Segundo Galípolo, o prazo de confidencialidade está previsto em uma resolução de 2018, que diferencia instituições financeiras por porte.
“Antes, o sigilo era de dez anos para todos os bancos. Agora, para os maiores permanece em dez anos, enquanto para os menores é de oito anos”, afirmou.
O presidente do Banco Central declarou que mudanças na regra exigem debate formal.
“Se uma regra é considerada inadequada, ela deve ser discutida e alterada por quem tem competência. Descumpri-la não é o caminho”, disse.
Galípolo afirmou que o sigilo busca evitar questionamentos futuros sobre decisões técnicas. Segundo ele, processos de liquidação costumam gerar disputas judiciais prolongadas.
Ele citou que tanto o Banco Central quanto o Fundo Garantidor de Créditos (FGC) enfrentam ações bilionárias movidas por acionistas de instituições que passaram por intervenção.
A oitiva foi solicitada pelo senador Eduardo Girão (Novo-CE), com base em questionamentos sobre a atuação do Banco Central no caso Master e sobre reunião realizada em 2024 entre Galípolo, o Lula e o empresário Daniel Vorcaro.

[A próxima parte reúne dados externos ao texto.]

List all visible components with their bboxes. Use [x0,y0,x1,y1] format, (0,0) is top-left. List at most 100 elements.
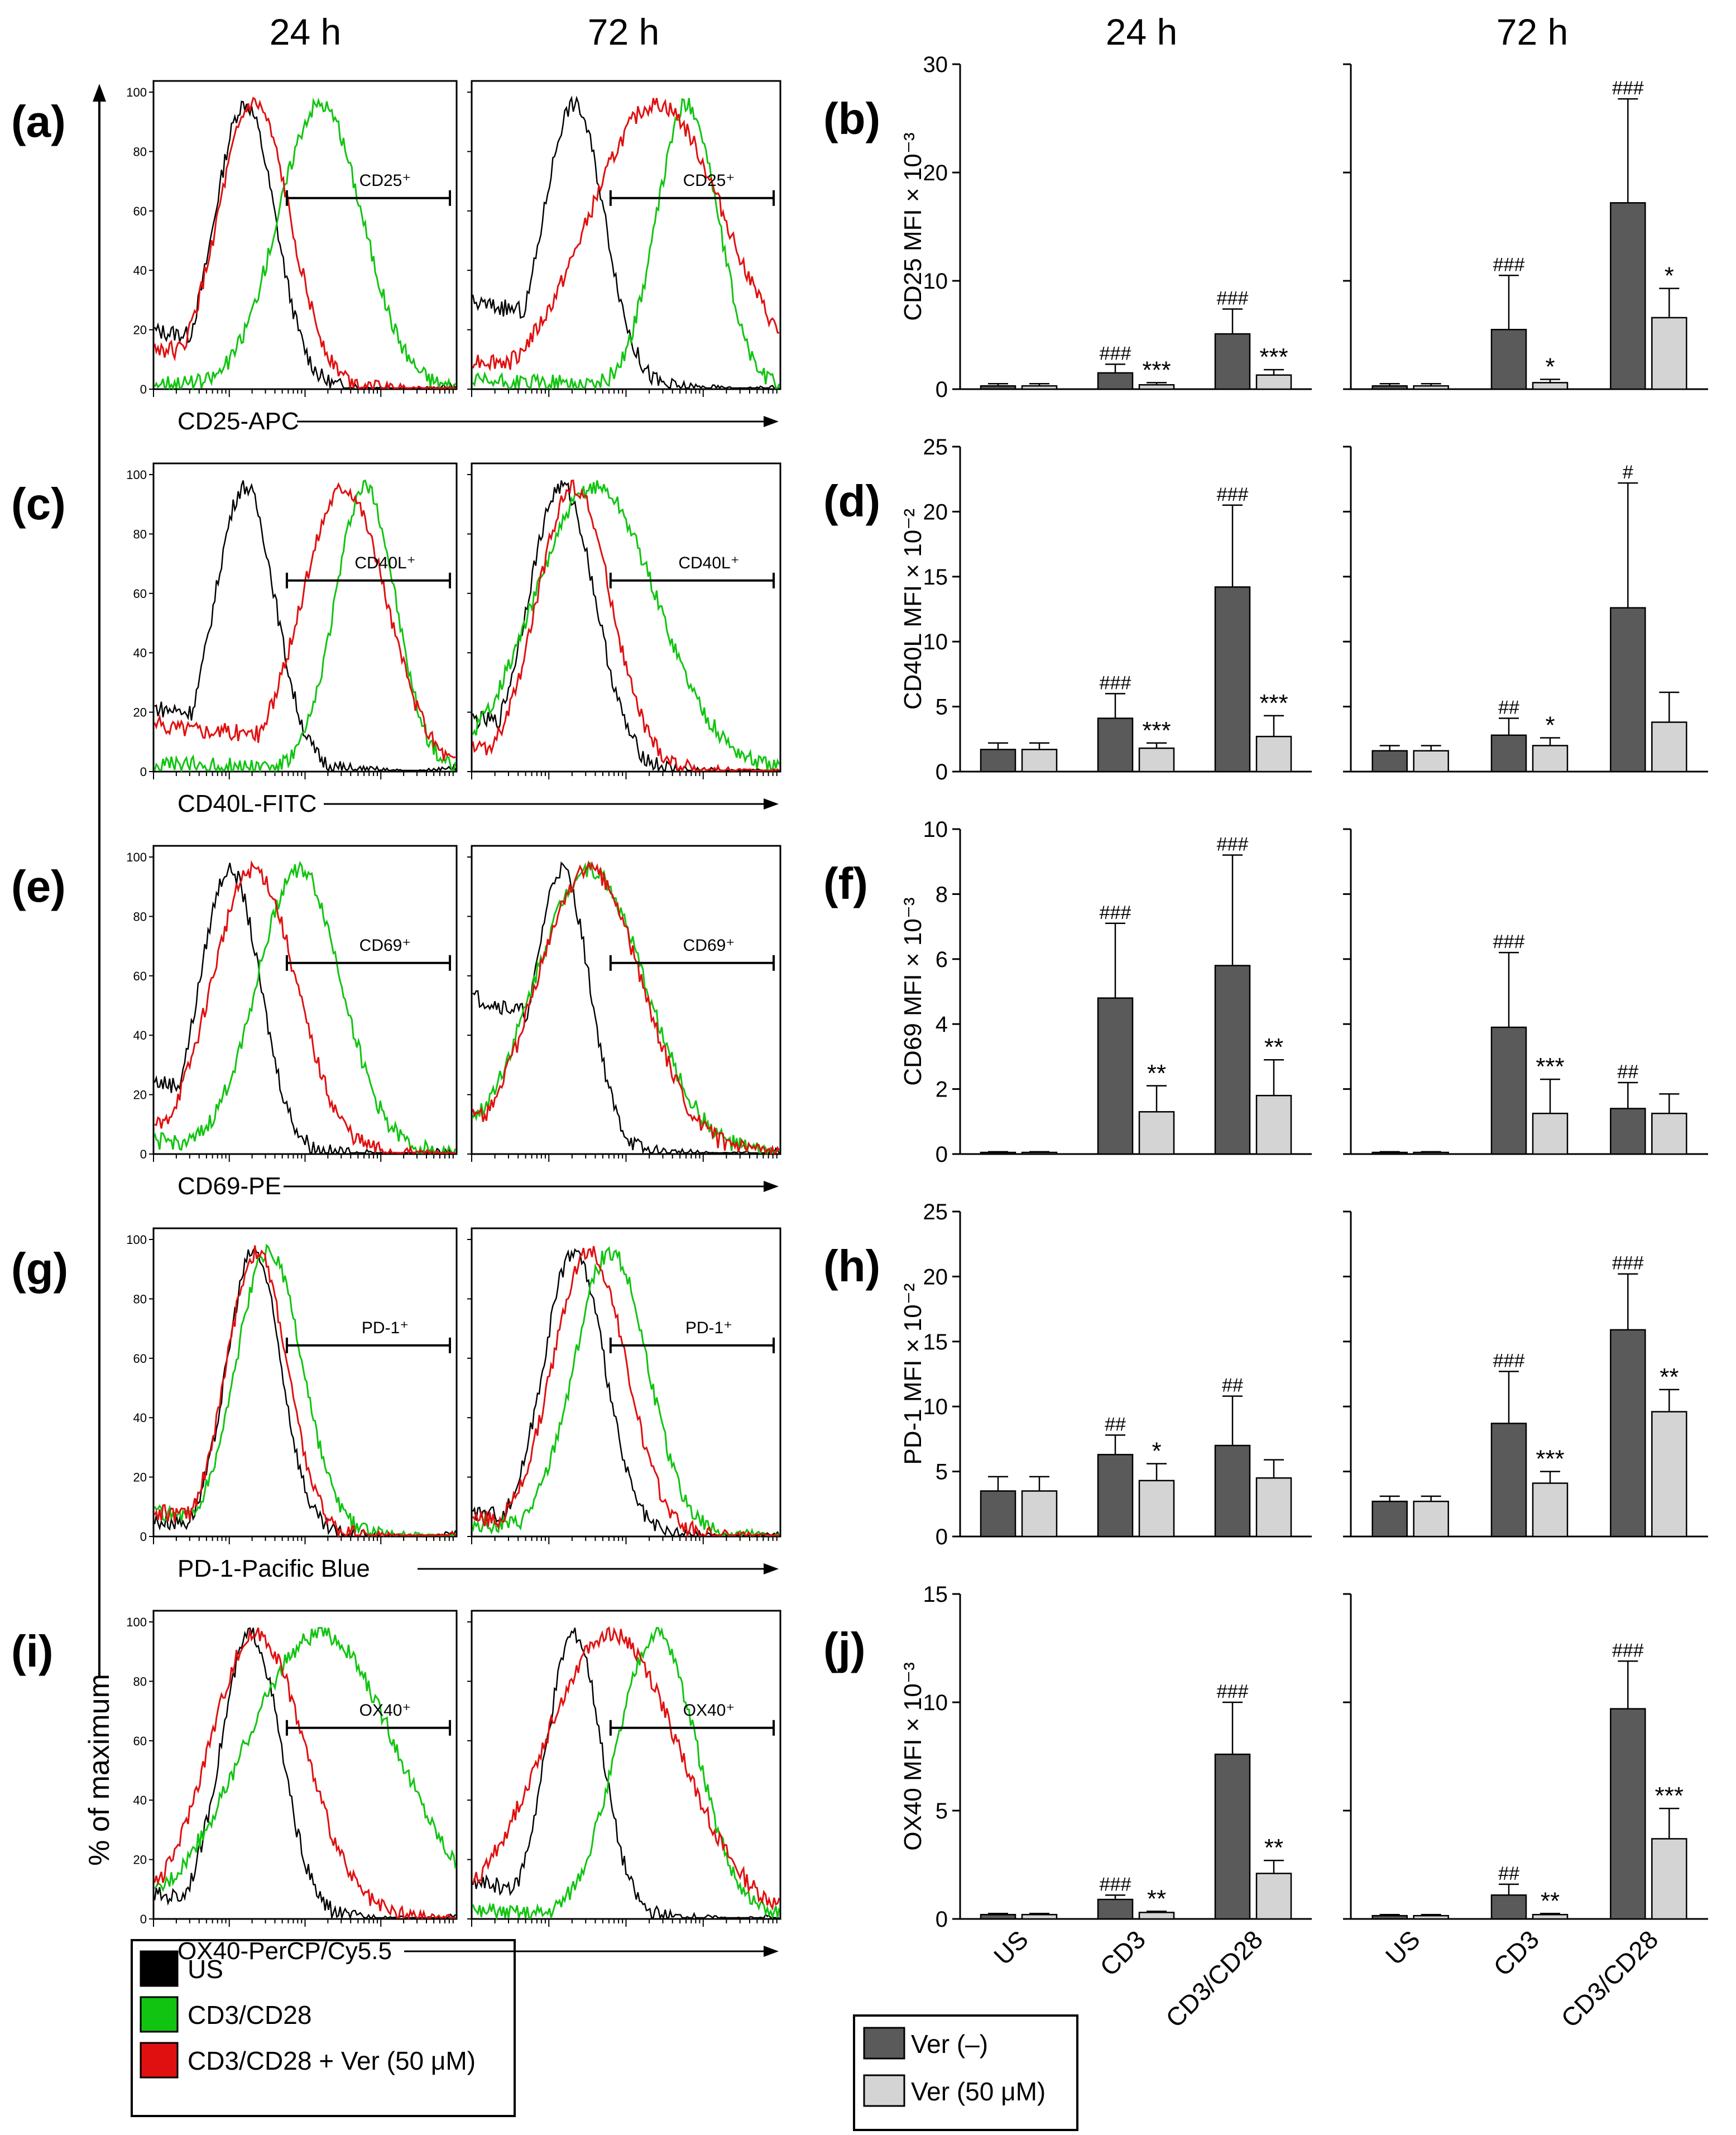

O caso ganhou repercussão após a Operação Compliance Zero, da Polícia Federal, que investiga suspeitas de irregularidades envolvendo o Banco Master e a atuação de agentes públicos.
A CPI do Crime Organizado foi instalada em novembro de 2025 para apurar a atuação de organizações criminosas, incluindo possíveis conexões com o sistema financeiro.